When I tell people about the tasting menu that Staplehouse serves, I tend to say how it reminds of me the best Michelin-starred meals I’ve had in Europe, but with a better soundtrack. I talk about the way Smith is mining the terroir of familiar Southern ingredients and coming back with legitimately new culinary experiences. That’s all rather sophisticated stuff. I also tell them that Smith makes some of the best chips you’ll ever taste in your life.
Don’t underestimate that accomplishment. There’s a multi-billion dollar global chip business trying to make the best chips in the world and Smith’s chips make them look like amateurs. The first time I tasted his vandouvan-dusted puffs, I thought that this would be what sour cream and onion chips would taste like if God passed down a bowl from heaven.
As it turns out, God isn’t involved in the process. In fact, the idea came from the most humble of ingredients: kitchen scraps. In the early days of the restaurant, root vegetable scraps were piling up from preparation for the tasting menu and Smith decided to do something with them.
In typical Smith style, that “something” meant a half-dozen steps, including: pureeing, straining, long, slow cooking to work out the starch, another long rest in the dehydrator and then a trip to the deep fryer. The resulting texture is a dream, a vegetable-based crisp that puffs as lovely and satisfying as a chicharrón.

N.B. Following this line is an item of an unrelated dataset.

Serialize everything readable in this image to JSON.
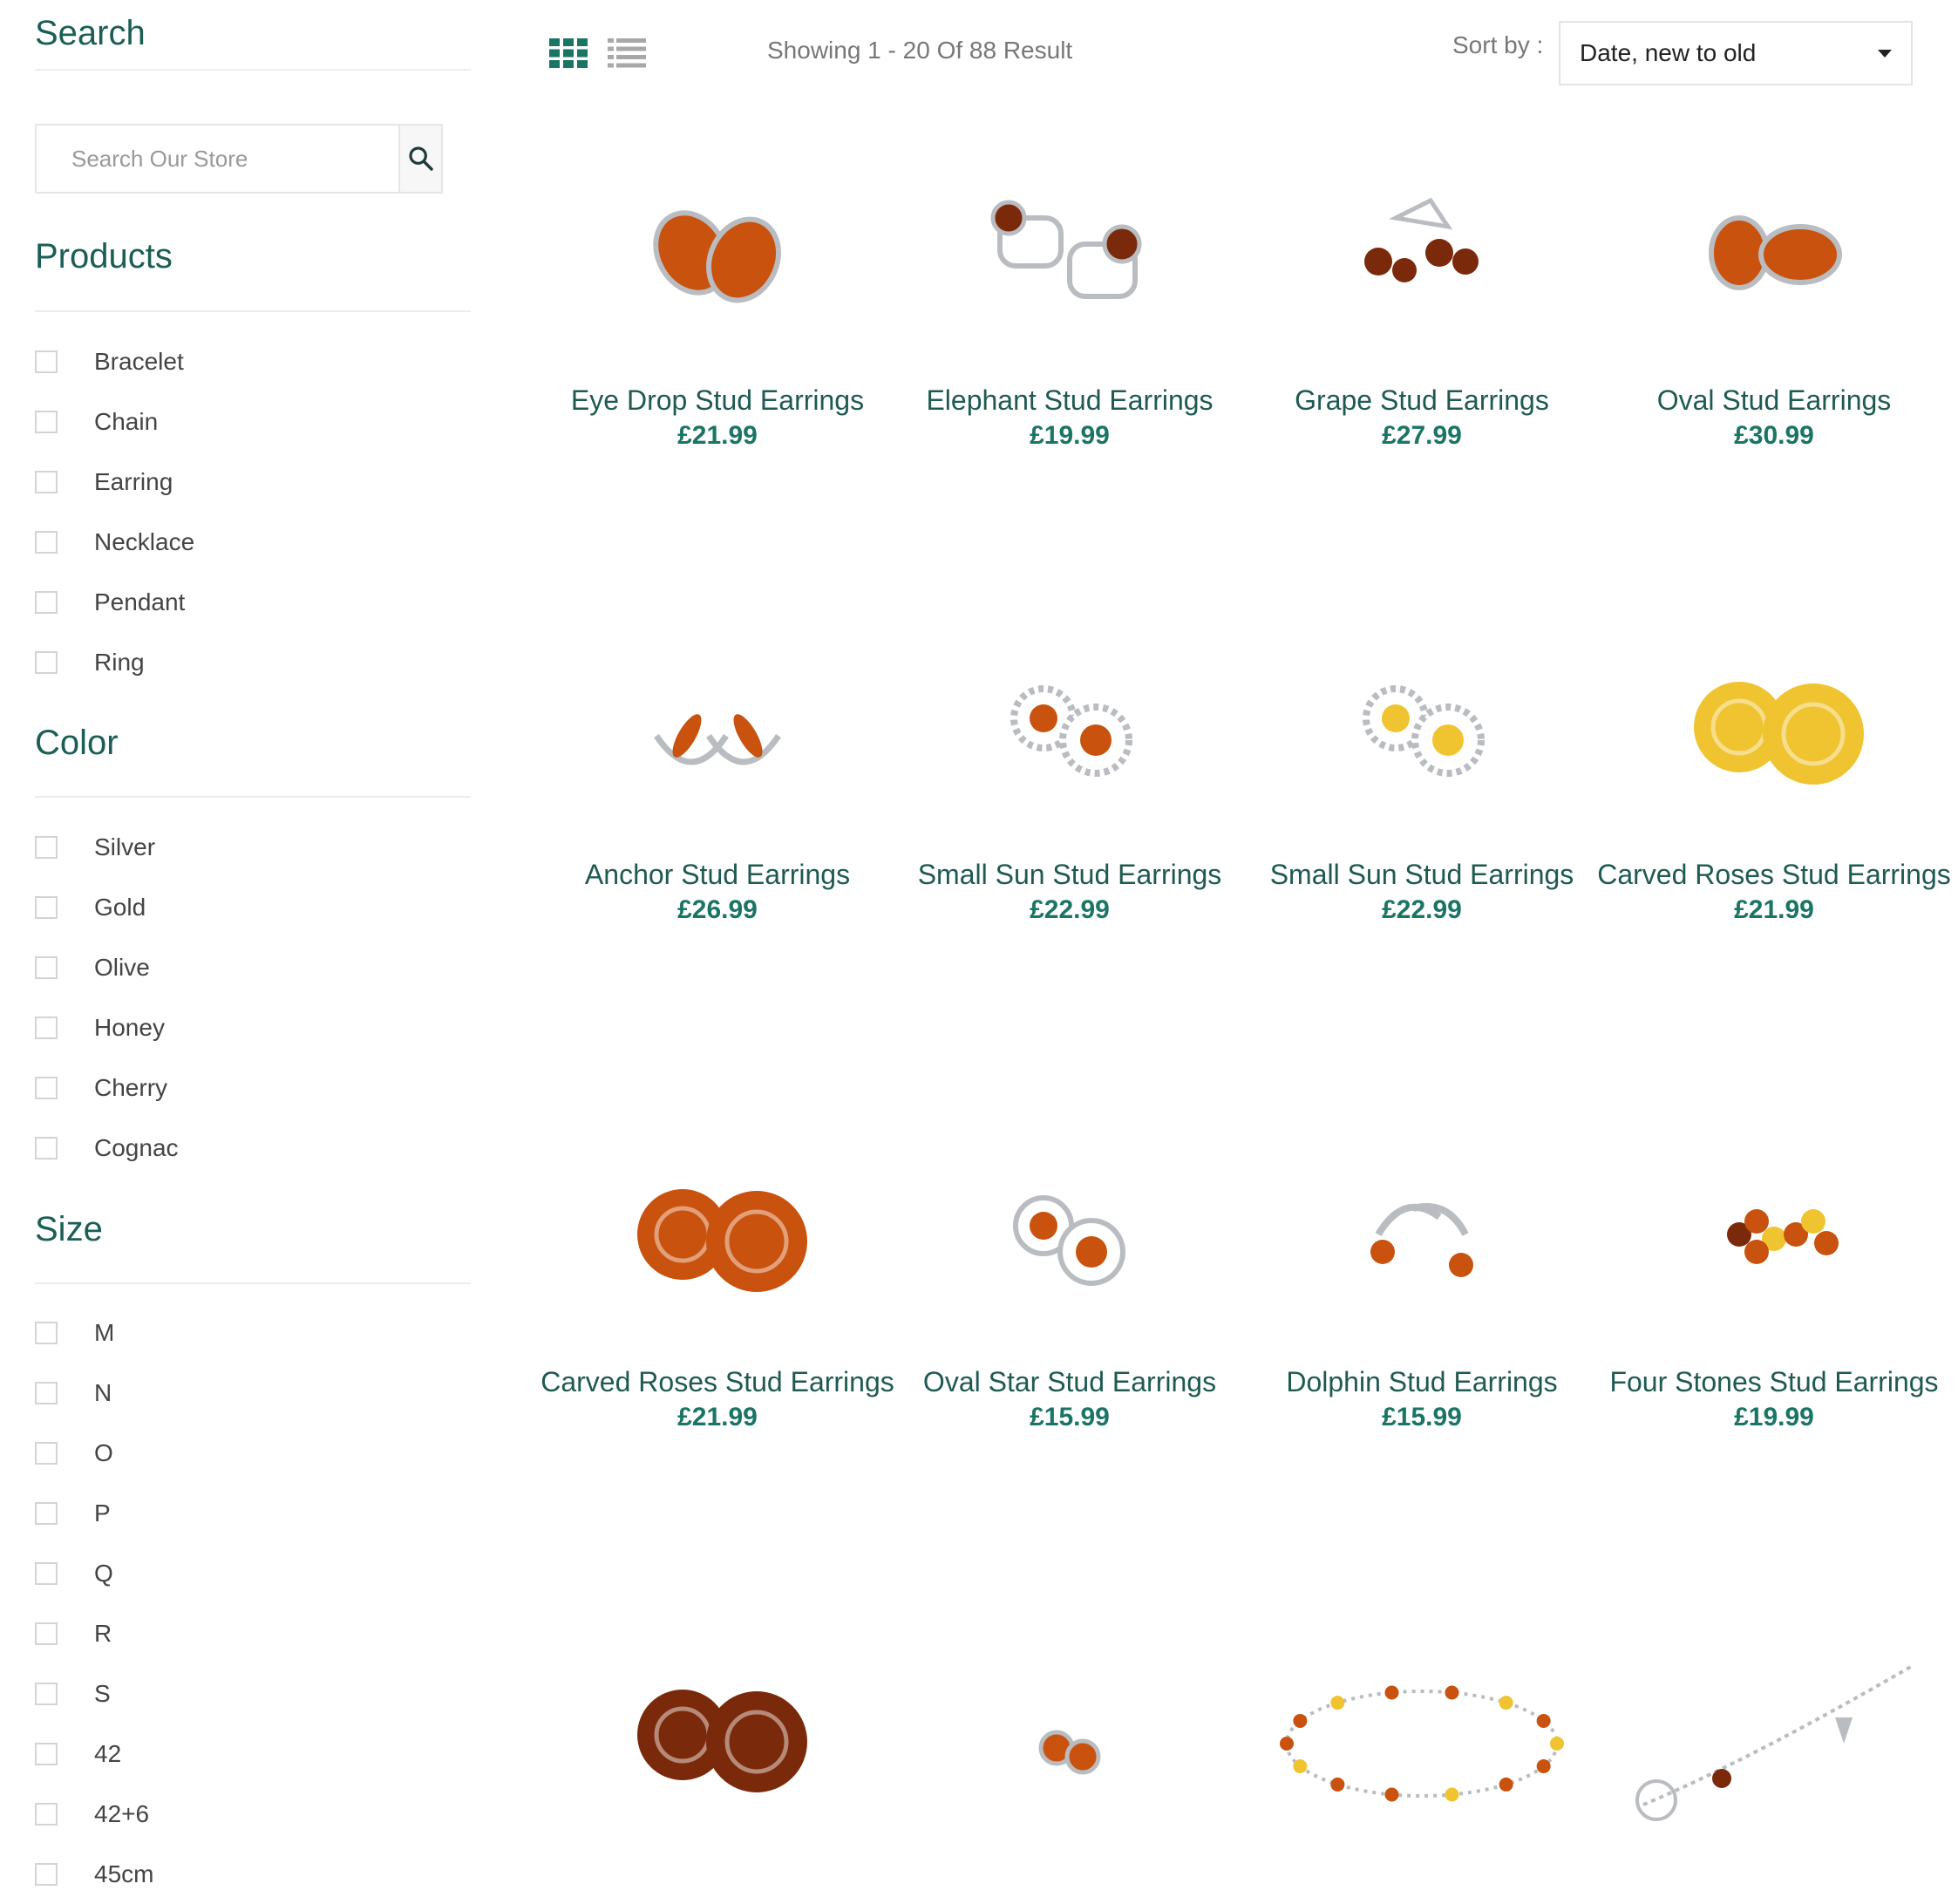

Of course, he wasn’t done yet. Staplehouse makes a vandouvan spice blend in house, which includes a whole other set of dehydrated ingredients, that gives the puffs their addictive taste. Lately, they’re served with a pickled green tomato aioli. But, like the rest of the menu, they’re always changing.
“We try to keep things as difficult as possible. I don’t know why,” Smith said, laughing.